Грустно, горько было ему в этот темный августовский вечер с вызревшими на чистом небе звездами. Иногда, отвлекаясь от работы, он бегал выследить, не вернулся ли Матвеич к себе, но в будке было по-прежнему темно, глухо, и он семенил назад еще более расстроенным. Таким мне и запомнился Гордеич: подавленным, суетливо мечущимся между пасекой Матвеича и нашей машиной.
– Ну, прощай, – сказал ему напоследок Илья Федорович. – Не поминай лихом.
– Федорович? Шо ж такое творится? – он долго не отпускал и мелко тряс его руку. – Была ж надежная компания... Враг его подкузьмил с этими уликами.
– Не в одних уликах дело. Ты – думай! После все поймешь.
– Я покачаю... ты примешь меня к себе?
– Приму. Только серьезно решай, с кем тебе быть, – последовал суровый ответ.
И мы тронулись по наезженному следу вниз по балке. Маленький Гордеич черным сучком застыл в отдалении, обратив в нашу сторону смутно белеющее во тьме лицо.

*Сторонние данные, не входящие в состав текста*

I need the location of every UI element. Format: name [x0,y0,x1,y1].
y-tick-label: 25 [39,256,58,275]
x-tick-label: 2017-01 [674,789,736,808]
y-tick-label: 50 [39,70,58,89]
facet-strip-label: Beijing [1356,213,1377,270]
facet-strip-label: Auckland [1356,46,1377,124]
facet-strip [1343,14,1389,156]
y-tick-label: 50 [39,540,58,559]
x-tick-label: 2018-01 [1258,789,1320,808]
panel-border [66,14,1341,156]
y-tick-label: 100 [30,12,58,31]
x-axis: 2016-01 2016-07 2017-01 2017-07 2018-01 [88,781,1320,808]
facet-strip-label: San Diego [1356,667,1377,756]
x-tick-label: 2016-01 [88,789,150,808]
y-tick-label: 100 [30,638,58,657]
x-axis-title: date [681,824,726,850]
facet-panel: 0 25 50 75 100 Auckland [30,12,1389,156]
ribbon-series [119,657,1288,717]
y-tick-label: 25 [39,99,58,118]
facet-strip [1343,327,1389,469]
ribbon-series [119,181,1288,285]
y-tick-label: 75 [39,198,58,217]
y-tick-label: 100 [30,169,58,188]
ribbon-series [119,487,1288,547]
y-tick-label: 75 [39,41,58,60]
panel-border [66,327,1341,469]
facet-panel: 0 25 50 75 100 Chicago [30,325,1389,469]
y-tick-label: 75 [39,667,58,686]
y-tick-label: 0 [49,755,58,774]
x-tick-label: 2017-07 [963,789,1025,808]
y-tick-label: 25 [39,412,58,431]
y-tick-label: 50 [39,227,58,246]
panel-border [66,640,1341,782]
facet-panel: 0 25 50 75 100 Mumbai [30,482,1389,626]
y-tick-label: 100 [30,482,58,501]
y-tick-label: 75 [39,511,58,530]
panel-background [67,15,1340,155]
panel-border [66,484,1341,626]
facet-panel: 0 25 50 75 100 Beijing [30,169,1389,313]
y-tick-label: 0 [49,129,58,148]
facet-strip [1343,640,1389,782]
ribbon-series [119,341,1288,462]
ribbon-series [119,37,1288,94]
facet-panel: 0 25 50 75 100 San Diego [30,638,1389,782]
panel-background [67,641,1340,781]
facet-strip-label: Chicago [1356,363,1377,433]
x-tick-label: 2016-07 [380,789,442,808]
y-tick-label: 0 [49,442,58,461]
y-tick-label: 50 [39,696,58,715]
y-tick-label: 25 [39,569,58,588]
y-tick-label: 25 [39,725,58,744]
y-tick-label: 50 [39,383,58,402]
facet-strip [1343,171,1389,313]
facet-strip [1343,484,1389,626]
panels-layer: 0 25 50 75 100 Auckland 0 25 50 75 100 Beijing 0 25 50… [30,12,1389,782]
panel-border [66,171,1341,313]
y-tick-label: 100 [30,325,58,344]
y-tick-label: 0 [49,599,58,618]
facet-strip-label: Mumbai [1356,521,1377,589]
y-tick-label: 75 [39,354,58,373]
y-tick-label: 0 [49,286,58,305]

Я сидел один наверху, на ульях. Надо мною колебалось, медленно поворачивалось темное небо, мерцали далекие, одному взору достижимые звезды. Глядя на них, я думал о смятении Гордеича и о поступке Ильи Федоровича. Не каждый, далеко не каждый волен отважиться на такое понятно, кому хочется терять удачу. Она была так близка, осязаема и уже манила нас новым взятком, но Илья Федорович наперекор всему пренебрег им.
Он не привык поступаться совестью и сразу же, без всякого промедления пришел к душевному выбору... А я?
Я все еще на распутье, во мне не хватает мужества. Неотступная мысль о Тоне, о последней встрече с нею жгла, преследовала меня укором; и я внезапно понял: настал и для меня момент выбора, больше медлить нельзя. Сегодня, завтра – или никогда. И вообще я должен решить, как продолжать свою жизнь дальше.
...Эта история заставила меня одуматься. Я как бы проник внутренним зрением в собственную душу, осмотрелся – и вовремя нашел точку опоры, чтобы удержаться, не соскользнуть вниз. Да, я удержался на той предельной, роковой грани, откуда или возвышается, или бесповоротно падает человек. Ведь третьего нам не дано. Моим прозрением, а потом и окончательным выздоровлением я обязан Тоне и с виду простодушному, наивному в порывах, но честному и неколебимому в убеждениях Илье Федоровичу. Лишь там, у Червонной горы, открылся мне высокий смысл всей его подвижнической жизни.
Так внезапно в горах нам открывается светлая, стихиям неподвластная, манящая к себе вершина, до которой шагать и шагать.
ОТ АВТОРА
На этом обрывается последняя запись из дневника моего давнего приятеля Петра Алексеевича Борисова, предоставившего мне свой труд в полное распоряжение. Однажды я было поддался искушению несколько исправить те места, которые не вполне отвечают моим собственным представлениям о Петре Алексеевиче и порою выставляют его не в лучшем виде, но по зрелом размышлении я пришел к выводу, что следует оставить все без изменения так, как это ложилось на душу автору записок, чтобы не нарушить целостного впечатления от них. Прав я или не прав – пусть об этом судит проницательный читатель.